Housing Finance Easier Norms
Injecting a major booster to the real estate sector, the National Housing Bank (NHB), regulator for HFCs, has lowered the risk weights for loans extended by such companies, which means lesser capital that an HFC has to set aside for providing a home loan. In the changed scenario in the home loans biz the HFCs can now lend more funds to real estate developers and individual home buyers as the move is expected to free up more capital of HFCs, helping them to increase the volume of lending to developers and individual home buyers and the lending may also come at a cheaper rate.

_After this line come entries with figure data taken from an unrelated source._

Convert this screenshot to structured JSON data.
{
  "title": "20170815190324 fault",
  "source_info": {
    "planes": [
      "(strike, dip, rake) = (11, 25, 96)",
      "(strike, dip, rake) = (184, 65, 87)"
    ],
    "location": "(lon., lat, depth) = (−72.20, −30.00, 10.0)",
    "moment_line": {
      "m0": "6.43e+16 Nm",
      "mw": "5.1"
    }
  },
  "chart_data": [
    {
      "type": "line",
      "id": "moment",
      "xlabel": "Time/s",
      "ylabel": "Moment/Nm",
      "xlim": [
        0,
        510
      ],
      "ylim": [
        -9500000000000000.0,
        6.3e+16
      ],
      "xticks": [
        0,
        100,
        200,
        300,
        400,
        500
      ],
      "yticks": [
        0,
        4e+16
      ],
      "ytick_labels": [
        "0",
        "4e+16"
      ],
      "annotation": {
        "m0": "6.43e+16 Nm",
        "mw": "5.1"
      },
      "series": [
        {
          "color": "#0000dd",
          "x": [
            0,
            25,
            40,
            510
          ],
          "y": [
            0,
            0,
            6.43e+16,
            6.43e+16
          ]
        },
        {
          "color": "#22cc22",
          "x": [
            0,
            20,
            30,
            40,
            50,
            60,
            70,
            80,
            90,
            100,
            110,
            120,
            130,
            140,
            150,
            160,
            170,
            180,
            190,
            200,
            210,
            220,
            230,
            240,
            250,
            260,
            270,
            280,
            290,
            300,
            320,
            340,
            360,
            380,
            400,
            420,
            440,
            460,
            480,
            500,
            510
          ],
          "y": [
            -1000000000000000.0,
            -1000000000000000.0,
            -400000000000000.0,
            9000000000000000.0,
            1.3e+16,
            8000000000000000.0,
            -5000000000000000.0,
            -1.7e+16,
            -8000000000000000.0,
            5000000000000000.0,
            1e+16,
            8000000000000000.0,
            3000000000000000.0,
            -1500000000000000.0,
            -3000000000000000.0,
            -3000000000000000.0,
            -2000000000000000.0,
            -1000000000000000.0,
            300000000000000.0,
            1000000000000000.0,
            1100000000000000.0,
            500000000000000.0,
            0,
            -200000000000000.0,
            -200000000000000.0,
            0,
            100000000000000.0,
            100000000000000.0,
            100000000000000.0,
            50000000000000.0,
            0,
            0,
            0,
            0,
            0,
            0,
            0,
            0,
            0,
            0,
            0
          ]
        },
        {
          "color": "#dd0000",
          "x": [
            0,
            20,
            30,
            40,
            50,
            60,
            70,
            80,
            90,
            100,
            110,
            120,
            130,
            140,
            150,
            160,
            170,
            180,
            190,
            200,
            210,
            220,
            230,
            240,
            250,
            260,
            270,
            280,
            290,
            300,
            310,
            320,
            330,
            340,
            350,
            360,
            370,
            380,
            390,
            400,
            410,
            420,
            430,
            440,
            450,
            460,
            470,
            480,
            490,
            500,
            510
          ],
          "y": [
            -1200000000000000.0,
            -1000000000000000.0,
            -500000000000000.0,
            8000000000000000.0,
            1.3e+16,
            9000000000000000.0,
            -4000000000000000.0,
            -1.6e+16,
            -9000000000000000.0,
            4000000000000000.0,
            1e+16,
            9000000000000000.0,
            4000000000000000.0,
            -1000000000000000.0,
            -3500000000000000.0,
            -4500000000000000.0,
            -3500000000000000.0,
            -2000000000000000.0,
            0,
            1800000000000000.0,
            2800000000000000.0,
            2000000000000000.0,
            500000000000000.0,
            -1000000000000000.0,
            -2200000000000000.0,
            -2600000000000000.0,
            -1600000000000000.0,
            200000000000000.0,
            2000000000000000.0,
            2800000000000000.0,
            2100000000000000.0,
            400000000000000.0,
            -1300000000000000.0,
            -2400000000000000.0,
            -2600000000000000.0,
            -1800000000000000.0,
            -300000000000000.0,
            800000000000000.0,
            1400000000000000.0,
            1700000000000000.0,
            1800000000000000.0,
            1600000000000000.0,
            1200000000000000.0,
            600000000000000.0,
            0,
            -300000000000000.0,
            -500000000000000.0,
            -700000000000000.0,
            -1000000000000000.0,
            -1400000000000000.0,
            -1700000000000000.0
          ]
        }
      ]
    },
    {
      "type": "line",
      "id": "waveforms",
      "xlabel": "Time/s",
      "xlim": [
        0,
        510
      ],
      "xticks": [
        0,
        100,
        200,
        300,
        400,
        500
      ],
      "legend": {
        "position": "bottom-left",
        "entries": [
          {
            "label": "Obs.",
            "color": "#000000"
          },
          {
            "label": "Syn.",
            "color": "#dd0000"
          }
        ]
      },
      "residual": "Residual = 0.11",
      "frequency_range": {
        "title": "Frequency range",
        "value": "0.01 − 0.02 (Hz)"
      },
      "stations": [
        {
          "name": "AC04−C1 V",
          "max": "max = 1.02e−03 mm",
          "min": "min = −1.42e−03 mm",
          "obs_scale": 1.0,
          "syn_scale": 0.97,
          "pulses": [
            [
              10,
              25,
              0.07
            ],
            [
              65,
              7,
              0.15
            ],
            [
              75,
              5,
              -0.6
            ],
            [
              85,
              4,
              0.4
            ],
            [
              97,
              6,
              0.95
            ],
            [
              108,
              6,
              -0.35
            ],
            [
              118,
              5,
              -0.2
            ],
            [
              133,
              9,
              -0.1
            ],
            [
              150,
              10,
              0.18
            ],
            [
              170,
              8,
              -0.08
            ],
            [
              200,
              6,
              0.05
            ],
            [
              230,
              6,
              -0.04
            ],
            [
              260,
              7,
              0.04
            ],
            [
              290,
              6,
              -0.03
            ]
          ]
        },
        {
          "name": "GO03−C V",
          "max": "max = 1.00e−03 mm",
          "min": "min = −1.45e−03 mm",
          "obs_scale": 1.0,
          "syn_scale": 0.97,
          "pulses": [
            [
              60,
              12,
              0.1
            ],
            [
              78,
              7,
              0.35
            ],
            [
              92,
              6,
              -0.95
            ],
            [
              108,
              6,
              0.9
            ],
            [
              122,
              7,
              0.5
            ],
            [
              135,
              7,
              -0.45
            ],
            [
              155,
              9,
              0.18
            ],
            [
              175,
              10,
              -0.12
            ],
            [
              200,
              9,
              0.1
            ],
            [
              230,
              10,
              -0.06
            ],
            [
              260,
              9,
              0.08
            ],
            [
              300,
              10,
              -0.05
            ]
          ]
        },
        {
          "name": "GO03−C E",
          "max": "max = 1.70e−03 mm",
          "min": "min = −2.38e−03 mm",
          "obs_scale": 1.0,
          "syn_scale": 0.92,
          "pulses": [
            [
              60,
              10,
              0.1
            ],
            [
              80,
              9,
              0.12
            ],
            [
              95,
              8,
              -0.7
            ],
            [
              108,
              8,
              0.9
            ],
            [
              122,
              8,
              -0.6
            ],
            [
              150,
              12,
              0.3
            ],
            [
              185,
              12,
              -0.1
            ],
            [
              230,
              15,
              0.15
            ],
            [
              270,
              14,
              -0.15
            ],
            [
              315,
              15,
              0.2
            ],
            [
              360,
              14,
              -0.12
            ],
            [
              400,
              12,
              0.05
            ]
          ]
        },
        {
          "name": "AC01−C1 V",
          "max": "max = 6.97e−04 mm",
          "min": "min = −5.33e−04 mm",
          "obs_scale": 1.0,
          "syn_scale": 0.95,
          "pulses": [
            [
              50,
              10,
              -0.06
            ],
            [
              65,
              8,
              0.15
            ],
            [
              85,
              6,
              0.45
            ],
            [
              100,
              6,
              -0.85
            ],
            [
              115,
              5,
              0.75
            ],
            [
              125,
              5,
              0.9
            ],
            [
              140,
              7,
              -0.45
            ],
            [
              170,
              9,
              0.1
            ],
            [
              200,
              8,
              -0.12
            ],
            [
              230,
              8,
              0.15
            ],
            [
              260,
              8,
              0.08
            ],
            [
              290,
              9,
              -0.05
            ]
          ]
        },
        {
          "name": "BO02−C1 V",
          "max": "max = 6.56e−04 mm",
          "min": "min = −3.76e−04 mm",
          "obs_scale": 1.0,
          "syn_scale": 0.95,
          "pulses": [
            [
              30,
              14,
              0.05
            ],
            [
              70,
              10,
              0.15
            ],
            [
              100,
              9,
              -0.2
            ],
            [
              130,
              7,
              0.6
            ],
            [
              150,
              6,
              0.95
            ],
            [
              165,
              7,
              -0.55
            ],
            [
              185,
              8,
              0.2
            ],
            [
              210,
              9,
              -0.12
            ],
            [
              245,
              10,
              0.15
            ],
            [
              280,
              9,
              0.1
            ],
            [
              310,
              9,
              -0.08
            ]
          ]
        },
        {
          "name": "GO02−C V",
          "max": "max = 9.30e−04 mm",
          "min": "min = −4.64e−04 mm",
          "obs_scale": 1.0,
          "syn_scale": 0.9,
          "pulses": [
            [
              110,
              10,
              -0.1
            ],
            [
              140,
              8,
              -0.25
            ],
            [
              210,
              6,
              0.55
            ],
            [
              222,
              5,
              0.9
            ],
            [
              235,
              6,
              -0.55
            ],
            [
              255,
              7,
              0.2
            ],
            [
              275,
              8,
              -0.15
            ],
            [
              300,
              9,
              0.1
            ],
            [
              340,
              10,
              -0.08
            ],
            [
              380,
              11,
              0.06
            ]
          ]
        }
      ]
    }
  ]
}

According to the Chairman and Managing Director, R V Verma, by lowering the risk weights, NHB is signaling that assets (loans) in the housing sector are in good health and the risk perception in the sector has come down. Risk weights for home loans extended by HFCs are now in alignment with those for commercial banks. To give a boost to the economy, Reserve Bank of India had in June announced two steps to increase the flow of bank credit to builders/developers and individual buyers and it created a special category-commercial real estate-residential housing (CRE-RH) that attracted lower risk weight and lower standard asset provisioning. Builders/developers falling under the CRE-RH category will attract lower risk weight of 75% (100% for CRE projects) and lower standard asset provisioning of 0.75% (1% for CRE projects). The RBI also lowered the risk weight on home loans above Rs 75 lakh to 75% from 125%.